In close agreement with the previous findings by Shahane et al, 8 the results of the present study further confirmed the effectiveness of the PFL reconstruction technique, which was able to restore external rotation to near normal. In addition, this technique was shown to have favorable clinical outcomes9,10 and have advantages of a mini-open procedure, 10 use less amount of graft material, and minimize the intervention of the native posterolateral structures. Therefore, regarding its mechanically and clinically approved reliability as well as the minimally invasive advantage, PFL reconstruction could be an optimal surgical alternative for knees with isolated external rotation instability.
Strengths and Limitations
The current study offers 3 advantages. First, this is the first study to compare the POP and/or PFL reconstruction techniques in an LCL-intact injury model. Second, given the features of accurate and dynamic measurements provided by the navigation system developed for ACL reconstruction, it was used in our study to measure knee kinematics. The real-time changes in knee kinematics presented by the system provided valuable information to examine the intact, sectioned, and reconstructed status. Third, use of the whole length of the lower limb made it possible to determine the foot position and therefore indicate the neutral position of the knee joint in rotation. During PLC reconstruction, it is important to fix the grafts in neutral rotation to avoid overconstraining the knee in external rotation during surgical procedures.

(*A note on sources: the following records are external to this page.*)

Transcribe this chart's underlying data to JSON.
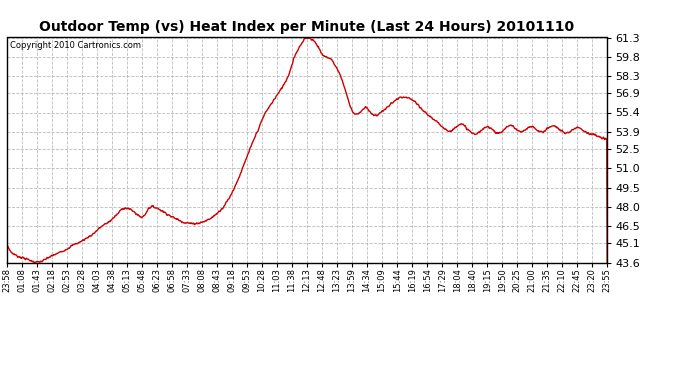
{
  "title": "Outdoor Temp (vs) Heat Index per Minute (Last 24 Hours) 20101110",
  "copyright_text": "Copyright 2010 Cartronics.com",
  "line_color": "#cc0000",
  "bg_color": "#ffffff",
  "plot_bg_color": "#ffffff",
  "grid_color": "#aaaaaa",
  "ylim": [
    43.6,
    61.3
  ],
  "yticks": [
    43.6,
    45.1,
    46.5,
    48.0,
    49.5,
    51.0,
    52.5,
    53.9,
    55.4,
    56.9,
    58.3,
    59.8,
    61.3
  ],
  "xtick_labels": [
    "23:58",
    "01:08",
    "01:43",
    "02:18",
    "02:53",
    "03:28",
    "04:03",
    "04:38",
    "05:13",
    "05:48",
    "06:23",
    "06:58",
    "07:33",
    "08:08",
    "08:43",
    "09:18",
    "09:53",
    "10:28",
    "11:03",
    "11:38",
    "12:13",
    "12:48",
    "13:23",
    "13:59",
    "14:34",
    "15:09",
    "15:44",
    "16:19",
    "16:54",
    "17:29",
    "18:04",
    "18:40",
    "19:15",
    "19:50",
    "20:25",
    "21:00",
    "21:35",
    "22:10",
    "22:45",
    "23:20",
    "23:55"
  ],
  "key_points": [
    [
      0,
      45.0
    ],
    [
      10,
      44.4
    ],
    [
      25,
      44.1
    ],
    [
      45,
      43.9
    ],
    [
      65,
      43.65
    ],
    [
      75,
      43.63
    ],
    [
      85,
      43.7
    ],
    [
      100,
      44.0
    ],
    [
      120,
      44.3
    ],
    [
      140,
      44.6
    ],
    [
      160,
      45.0
    ],
    [
      175,
      45.2
    ],
    [
      190,
      45.5
    ],
    [
      205,
      45.8
    ],
    [
      215,
      46.1
    ],
    [
      225,
      46.4
    ],
    [
      235,
      46.6
    ],
    [
      245,
      46.8
    ],
    [
      255,
      47.1
    ],
    [
      265,
      47.4
    ],
    [
      275,
      47.8
    ],
    [
      282,
      47.9
    ],
    [
      290,
      47.85
    ],
    [
      300,
      47.7
    ],
    [
      308,
      47.5
    ],
    [
      315,
      47.3
    ],
    [
      322,
      47.15
    ],
    [
      330,
      47.3
    ],
    [
      340,
      47.9
    ],
    [
      348,
      48.0
    ],
    [
      355,
      47.95
    ],
    [
      365,
      47.8
    ],
    [
      375,
      47.6
    ],
    [
      385,
      47.4
    ],
    [
      395,
      47.2
    ],
    [
      405,
      47.05
    ],
    [
      415,
      46.9
    ],
    [
      425,
      46.75
    ],
    [
      435,
      46.7
    ],
    [
      445,
      46.65
    ],
    [
      460,
      46.7
    ],
    [
      475,
      46.85
    ],
    [
      490,
      47.1
    ],
    [
      505,
      47.5
    ],
    [
      520,
      48.0
    ],
    [
      535,
      48.8
    ],
    [
      550,
      49.8
    ],
    [
      565,
      51.0
    ],
    [
      580,
      52.3
    ],
    [
      595,
      53.5
    ],
    [
      608,
      54.5
    ],
    [
      618,
      55.3
    ],
    [
      628,
      55.8
    ],
    [
      638,
      56.3
    ],
    [
      645,
      56.65
    ],
    [
      653,
      57.0
    ],
    [
      658,
      57.3
    ],
    [
      662,
      57.5
    ],
    [
      667,
      57.8
    ],
    [
      672,
      58.1
    ],
    [
      677,
      58.5
    ],
    [
      682,
      59.0
    ],
    [
      687,
      59.6
    ],
    [
      692,
      60.0
    ],
    [
      697,
      60.3
    ],
    [
      702,
      60.6
    ],
    [
      707,
      60.8
    ],
    [
      712,
      61.1
    ],
    [
      717,
      61.28
    ],
    [
      722,
      61.3
    ],
    [
      727,
      61.25
    ],
    [
      732,
      61.15
    ],
    [
      737,
      61.0
    ],
    [
      742,
      60.8
    ],
    [
      747,
      60.5
    ],
    [
      752,
      60.2
    ],
    [
      757,
      59.9
    ],
    [
      762,
      59.8
    ],
    [
      767,
      59.75
    ],
    [
      772,
      59.7
    ],
    [
      777,
      59.6
    ],
    [
      782,
      59.4
    ],
    [
      787,
      59.1
    ],
    [
      792,
      58.8
    ],
    [
      797,
      58.5
    ],
    [
      802,
      58.1
    ],
    [
      807,
      57.6
    ],
    [
      812,
      57.1
    ],
    [
      817,
      56.5
    ],
    [
      822,
      56.0
    ],
    [
      827,
      55.6
    ],
    [
      833,
      55.3
    ],
    [
      840,
      55.25
    ],
    [
      848,
      55.4
    ],
    [
      855,
      55.7
    ],
    [
      860,
      55.8
    ],
    [
      865,
      55.7
    ],
    [
      870,
      55.5
    ],
    [
      875,
      55.3
    ],
    [
      880,
      55.15
    ],
    [
      888,
      55.2
    ],
    [
      895,
      55.4
    ],
    [
      905,
      55.6
    ],
    [
      915,
      55.9
    ],
    [
      925,
      56.2
    ],
    [
      935,
      56.45
    ],
    [
      943,
      56.55
    ],
    [
      950,
      56.6
    ],
    [
      958,
      56.55
    ],
    [
      965,
      56.5
    ],
    [
      972,
      56.4
    ],
    [
      978,
      56.25
    ],
    [
      984,
      56.0
    ],
    [
      990,
      55.8
    ],
    [
      996,
      55.6
    ],
    [
      1003,
      55.4
    ],
    [
      1010,
      55.2
    ],
    [
      1018,
      55.0
    ],
    [
      1025,
      54.8
    ],
    [
      1032,
      54.6
    ],
    [
      1040,
      54.4
    ],
    [
      1048,
      54.2
    ],
    [
      1055,
      54.0
    ],
    [
      1062,
      53.9
    ],
    [
      1068,
      54.0
    ],
    [
      1074,
      54.2
    ],
    [
      1080,
      54.4
    ],
    [
      1086,
      54.5
    ],
    [
      1092,
      54.45
    ],
    [
      1098,
      54.3
    ],
    [
      1104,
      54.1
    ],
    [
      1110,
      53.9
    ],
    [
      1116,
      53.75
    ],
    [
      1122,
      53.7
    ],
    [
      1128,
      53.75
    ],
    [
      1135,
      53.9
    ],
    [
      1142,
      54.1
    ],
    [
      1148,
      54.25
    ],
    [
      1154,
      54.3
    ],
    [
      1160,
      54.2
    ],
    [
      1166,
      54.0
    ],
    [
      1172,
      53.85
    ],
    [
      1178,
      53.75
    ],
    [
      1184,
      53.8
    ],
    [
      1190,
      54.0
    ],
    [
      1196,
      54.2
    ],
    [
      1202,
      54.35
    ],
    [
      1208,
      54.4
    ],
    [
      1214,
      54.3
    ],
    [
      1220,
      54.1
    ],
    [
      1226,
      53.95
    ],
    [
      1232,
      53.85
    ],
    [
      1238,
      53.9
    ],
    [
      1244,
      54.05
    ],
    [
      1250,
      54.2
    ],
    [
      1256,
      54.3
    ],
    [
      1262,
      54.25
    ],
    [
      1268,
      54.1
    ],
    [
      1274,
      53.95
    ],
    [
      1280,
      53.85
    ],
    [
      1286,
      53.9
    ],
    [
      1292,
      54.05
    ],
    [
      1298,
      54.2
    ],
    [
      1304,
      54.3
    ],
    [
      1310,
      54.35
    ],
    [
      1316,
      54.3
    ],
    [
      1322,
      54.15
    ],
    [
      1328,
      54.0
    ],
    [
      1334,
      53.85
    ],
    [
      1340,
      53.75
    ],
    [
      1346,
      53.8
    ],
    [
      1352,
      53.95
    ],
    [
      1358,
      54.1
    ],
    [
      1364,
      54.2
    ],
    [
      1370,
      54.25
    ],
    [
      1376,
      54.15
    ],
    [
      1382,
      54.0
    ],
    [
      1388,
      53.85
    ],
    [
      1394,
      53.75
    ],
    [
      1400,
      53.7
    ],
    [
      1406,
      53.65
    ],
    [
      1412,
      53.6
    ],
    [
      1418,
      53.5
    ],
    [
      1424,
      53.4
    ],
    [
      1430,
      53.35
    ],
    [
      1436,
      53.3
    ],
    [
      1439,
      53.3
    ]
  ]
}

There are 3 experimental limitations to our tests that deserve comment. First, the function of the dynamic stability provided by the posterolateral structures was not addressed in this study. It is possible that the magnitude of the in situ forces loaded on these structures may be different compared with in vivo conditions. Second, the time zero biomechanical tests were not able to fully simulate in vivo conditions, where graft healing and maturation are the most important clinical issues. Third, varus rotation was not measured in this study.
Conclusion
In an LCL-intact PLC injury model, the POP and PFL function as a unit in resisting external rotation. All surgical procedures that we described and tested were able to reduce the increased external rotational laxity found in the sectioned state. The PFL reconstruction technique was able to restore external rotation to near normal. However, the techniques involving POP reconstruction overconstrained external rotation during laxity testing.
Footnotes
The authors declared that they have no conflicts of interest in the authorship and publication of this contribution.